There were 382 households, out of which 38.0% had children under the age of 18 living with them, 56.3% were married couples living together, 9.4% had a female householder with no husband present, and 28.5% were non-families. 22.8% of all households were made up of individuals, and 5.2% had someone living alone who was 65 years of age or older.

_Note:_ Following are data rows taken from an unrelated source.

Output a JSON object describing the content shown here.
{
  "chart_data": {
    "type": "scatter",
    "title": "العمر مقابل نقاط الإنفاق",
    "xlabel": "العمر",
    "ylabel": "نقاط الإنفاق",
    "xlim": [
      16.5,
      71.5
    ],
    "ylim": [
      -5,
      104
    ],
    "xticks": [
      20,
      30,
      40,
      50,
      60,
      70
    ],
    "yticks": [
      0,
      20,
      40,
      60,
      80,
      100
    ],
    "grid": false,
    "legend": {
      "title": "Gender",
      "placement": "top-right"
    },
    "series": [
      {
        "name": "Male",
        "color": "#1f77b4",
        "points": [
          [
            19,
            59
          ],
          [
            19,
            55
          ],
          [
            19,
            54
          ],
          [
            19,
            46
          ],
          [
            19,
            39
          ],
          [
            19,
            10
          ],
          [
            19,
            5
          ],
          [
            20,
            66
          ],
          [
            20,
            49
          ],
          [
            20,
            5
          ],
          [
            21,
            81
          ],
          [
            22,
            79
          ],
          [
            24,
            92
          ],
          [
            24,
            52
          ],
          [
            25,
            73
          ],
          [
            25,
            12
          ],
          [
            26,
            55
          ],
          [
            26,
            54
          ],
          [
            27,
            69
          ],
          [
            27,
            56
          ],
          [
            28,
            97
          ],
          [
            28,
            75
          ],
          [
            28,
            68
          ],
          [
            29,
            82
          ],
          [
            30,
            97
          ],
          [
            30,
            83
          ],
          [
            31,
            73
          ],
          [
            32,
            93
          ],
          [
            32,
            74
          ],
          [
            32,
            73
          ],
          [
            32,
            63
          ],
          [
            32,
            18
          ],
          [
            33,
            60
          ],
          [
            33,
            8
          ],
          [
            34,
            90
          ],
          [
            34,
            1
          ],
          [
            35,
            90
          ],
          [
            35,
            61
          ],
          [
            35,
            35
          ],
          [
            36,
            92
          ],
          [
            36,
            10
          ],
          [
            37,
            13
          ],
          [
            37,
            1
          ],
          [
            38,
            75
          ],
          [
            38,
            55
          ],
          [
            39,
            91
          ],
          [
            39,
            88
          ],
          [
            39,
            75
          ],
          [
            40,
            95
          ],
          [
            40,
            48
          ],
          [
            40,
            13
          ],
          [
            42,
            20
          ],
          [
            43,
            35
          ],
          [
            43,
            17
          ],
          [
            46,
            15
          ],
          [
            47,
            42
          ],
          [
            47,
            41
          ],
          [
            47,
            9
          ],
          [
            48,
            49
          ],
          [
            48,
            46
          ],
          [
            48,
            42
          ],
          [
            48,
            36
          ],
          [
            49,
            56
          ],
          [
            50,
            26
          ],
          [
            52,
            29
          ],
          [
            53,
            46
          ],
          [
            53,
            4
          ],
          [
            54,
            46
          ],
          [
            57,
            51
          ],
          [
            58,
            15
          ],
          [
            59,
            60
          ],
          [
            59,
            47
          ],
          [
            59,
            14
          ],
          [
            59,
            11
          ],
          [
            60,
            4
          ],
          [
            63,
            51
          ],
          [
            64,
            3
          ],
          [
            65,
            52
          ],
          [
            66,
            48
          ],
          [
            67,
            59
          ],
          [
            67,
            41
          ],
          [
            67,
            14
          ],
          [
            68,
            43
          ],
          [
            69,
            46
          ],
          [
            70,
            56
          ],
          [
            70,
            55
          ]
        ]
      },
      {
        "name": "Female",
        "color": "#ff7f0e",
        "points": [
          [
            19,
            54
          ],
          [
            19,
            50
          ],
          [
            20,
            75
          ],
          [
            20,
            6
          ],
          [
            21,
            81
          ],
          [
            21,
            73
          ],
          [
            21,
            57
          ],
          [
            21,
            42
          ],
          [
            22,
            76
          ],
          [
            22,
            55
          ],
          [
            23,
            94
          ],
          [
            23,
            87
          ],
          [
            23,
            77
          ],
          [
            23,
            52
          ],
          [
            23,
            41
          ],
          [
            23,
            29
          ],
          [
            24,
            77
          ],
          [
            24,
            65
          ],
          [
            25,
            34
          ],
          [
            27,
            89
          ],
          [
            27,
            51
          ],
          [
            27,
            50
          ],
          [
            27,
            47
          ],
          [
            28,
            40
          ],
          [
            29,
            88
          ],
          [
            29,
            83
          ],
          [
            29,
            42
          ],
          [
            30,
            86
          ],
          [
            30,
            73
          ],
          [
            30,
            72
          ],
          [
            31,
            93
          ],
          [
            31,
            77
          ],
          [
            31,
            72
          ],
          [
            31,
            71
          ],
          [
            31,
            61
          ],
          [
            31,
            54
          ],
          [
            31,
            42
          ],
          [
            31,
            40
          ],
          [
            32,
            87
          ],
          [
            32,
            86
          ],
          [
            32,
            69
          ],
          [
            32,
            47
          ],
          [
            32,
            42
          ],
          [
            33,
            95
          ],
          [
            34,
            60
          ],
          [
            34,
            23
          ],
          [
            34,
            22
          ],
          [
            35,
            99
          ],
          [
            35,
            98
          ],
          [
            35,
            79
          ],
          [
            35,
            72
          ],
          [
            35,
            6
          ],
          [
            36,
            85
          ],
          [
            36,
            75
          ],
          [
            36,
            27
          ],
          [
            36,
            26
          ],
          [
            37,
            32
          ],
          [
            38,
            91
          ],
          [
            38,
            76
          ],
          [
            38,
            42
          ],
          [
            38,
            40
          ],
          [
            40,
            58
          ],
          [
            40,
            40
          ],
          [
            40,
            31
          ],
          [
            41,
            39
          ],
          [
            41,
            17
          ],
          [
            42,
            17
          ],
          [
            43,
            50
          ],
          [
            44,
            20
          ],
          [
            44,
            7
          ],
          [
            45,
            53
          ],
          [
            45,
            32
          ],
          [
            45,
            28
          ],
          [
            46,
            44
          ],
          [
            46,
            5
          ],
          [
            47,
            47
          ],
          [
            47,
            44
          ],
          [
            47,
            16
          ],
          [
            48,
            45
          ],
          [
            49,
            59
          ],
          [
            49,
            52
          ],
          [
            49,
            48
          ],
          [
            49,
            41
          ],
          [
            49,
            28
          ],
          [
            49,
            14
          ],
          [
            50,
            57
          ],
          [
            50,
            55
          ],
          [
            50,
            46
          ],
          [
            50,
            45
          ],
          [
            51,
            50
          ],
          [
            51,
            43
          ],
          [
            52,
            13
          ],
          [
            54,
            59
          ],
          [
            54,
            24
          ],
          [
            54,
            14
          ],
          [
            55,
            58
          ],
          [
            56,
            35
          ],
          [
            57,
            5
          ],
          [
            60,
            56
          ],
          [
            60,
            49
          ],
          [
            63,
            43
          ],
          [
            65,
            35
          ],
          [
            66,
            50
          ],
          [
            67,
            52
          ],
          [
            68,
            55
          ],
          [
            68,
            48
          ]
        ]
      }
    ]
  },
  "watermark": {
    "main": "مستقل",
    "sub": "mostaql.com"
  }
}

The average household size was 2.72 and the average family size was 3.22.

In the village, the population was spread out, with 28.0% under the age of 18, 9.0% from 18 to 24, 35.9% from 25 to 44, 19.7% from 45 to 64, and 7.4% who were 65 years of age or older. The median age was 33 years. For every 100 females, there were 100.0 males. For every 100 females age 18 and over, there were 104.1 males.

The median income for a household in the village was $54,500, and the median income for a family was $59,423. Males had a median income of $40,238 versus $26,100 for females. The per capita income for the village was $20,350. About 5.2% of families and 5.5% of the population were below the poverty line, including 8.1% of those under age 18 and 1.8% of those age 65 or over.

==Class action lawsuit==
In April 2006, three former next-door neighbors who contracted brain cancer filed a class action lawsuit against several manufacturers in the neighboring town of Ringwood, claiming that groundwater and air contamination caused their illnesses. There were 33 plaintiffs in the class action case.

The lawsuit was dismissed in 2010, but reinstated in 2014 by an appeals court. The case was settled out of court in late 2014.